フリューゲルであるシェムトにとっては無いに等しい誤差でも、貧弱なエルフは勿論のこと、ドワーフですら直面すれば生存困難に陥る事は一目瞭然に違いない環境異常。真っ当な生き物が訪れる事などあり得ない魔境。

例外的に機鎧種や酔狂な猿がいるかもしれないが、前者は常に集団で行動するから対処が面倒で、しかも此方の技を模倣して学習と成長を繰り返す悪質な種族なので余り相手をしたくないし、後者は弱すぎて手柄にならない。そもそも猿の首はどうすれば自慢になるのかすら見当もつかないほどレア度が低い。

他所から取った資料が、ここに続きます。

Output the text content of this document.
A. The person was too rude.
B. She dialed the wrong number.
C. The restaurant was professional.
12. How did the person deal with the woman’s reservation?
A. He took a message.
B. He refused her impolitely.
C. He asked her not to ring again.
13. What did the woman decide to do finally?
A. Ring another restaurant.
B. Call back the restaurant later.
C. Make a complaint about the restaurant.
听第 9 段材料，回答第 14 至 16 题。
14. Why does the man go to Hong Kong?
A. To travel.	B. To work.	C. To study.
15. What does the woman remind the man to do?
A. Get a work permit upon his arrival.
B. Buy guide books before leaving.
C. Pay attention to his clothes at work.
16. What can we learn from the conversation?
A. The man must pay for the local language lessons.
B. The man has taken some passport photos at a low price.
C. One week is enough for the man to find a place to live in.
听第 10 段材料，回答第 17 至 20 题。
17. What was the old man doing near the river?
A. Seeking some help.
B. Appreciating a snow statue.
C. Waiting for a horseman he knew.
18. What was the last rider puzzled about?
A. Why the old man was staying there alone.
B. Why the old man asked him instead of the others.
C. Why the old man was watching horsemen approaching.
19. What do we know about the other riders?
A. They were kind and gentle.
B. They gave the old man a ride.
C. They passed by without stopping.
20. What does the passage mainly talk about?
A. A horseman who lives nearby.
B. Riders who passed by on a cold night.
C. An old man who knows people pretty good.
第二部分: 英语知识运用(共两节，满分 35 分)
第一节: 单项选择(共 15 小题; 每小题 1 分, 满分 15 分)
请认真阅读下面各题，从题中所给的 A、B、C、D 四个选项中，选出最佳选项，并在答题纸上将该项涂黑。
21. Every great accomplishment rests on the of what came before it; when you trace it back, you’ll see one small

「どうしてドワーフの一匹もいないのです?公害上等の環境破壊兵器は何処にいったのです?雑魚のエルフはこの惨状だから逃げ出しちゃったのは仕方がないですけど、公害モグラが逃げる理由はない筈なのです。一々地面に穴掘って、必死に役立たずのガラクタ兵器を造ってるだけの引きこもり種族風情はこの私に奉仕するくらいが丁度良いのです。そもそも、速やかに参上して首を差し出せないとか下等種族として終わってるのです。もしかしてドワーフって雑魚の癖にフリューゲルを舐めちゃってるのですぅ?」

 

シェムトは目をぐるぐると回して半開きの口から際限なく戯れ言を垂れ流しながら空を飛ぶ。

飛べども飛べども誰一人索敵に引っ掛からない事実にパニックを起こして精霊の制御が一部乱れる。

頭上の光輪だけでなく全身に張り巡らされた精霊回廊すらも忙しなく明滅を繰り返す。

輝きながら亜音速の一歩手前くらいの速度で前進するシェムトの姿は地上であれば一筋の流星に見えたかもしれない。

燦然たる日の光は宙を舞う粉塵に妨げられて、雄大なる空は何処までも黒く染め上げられていた。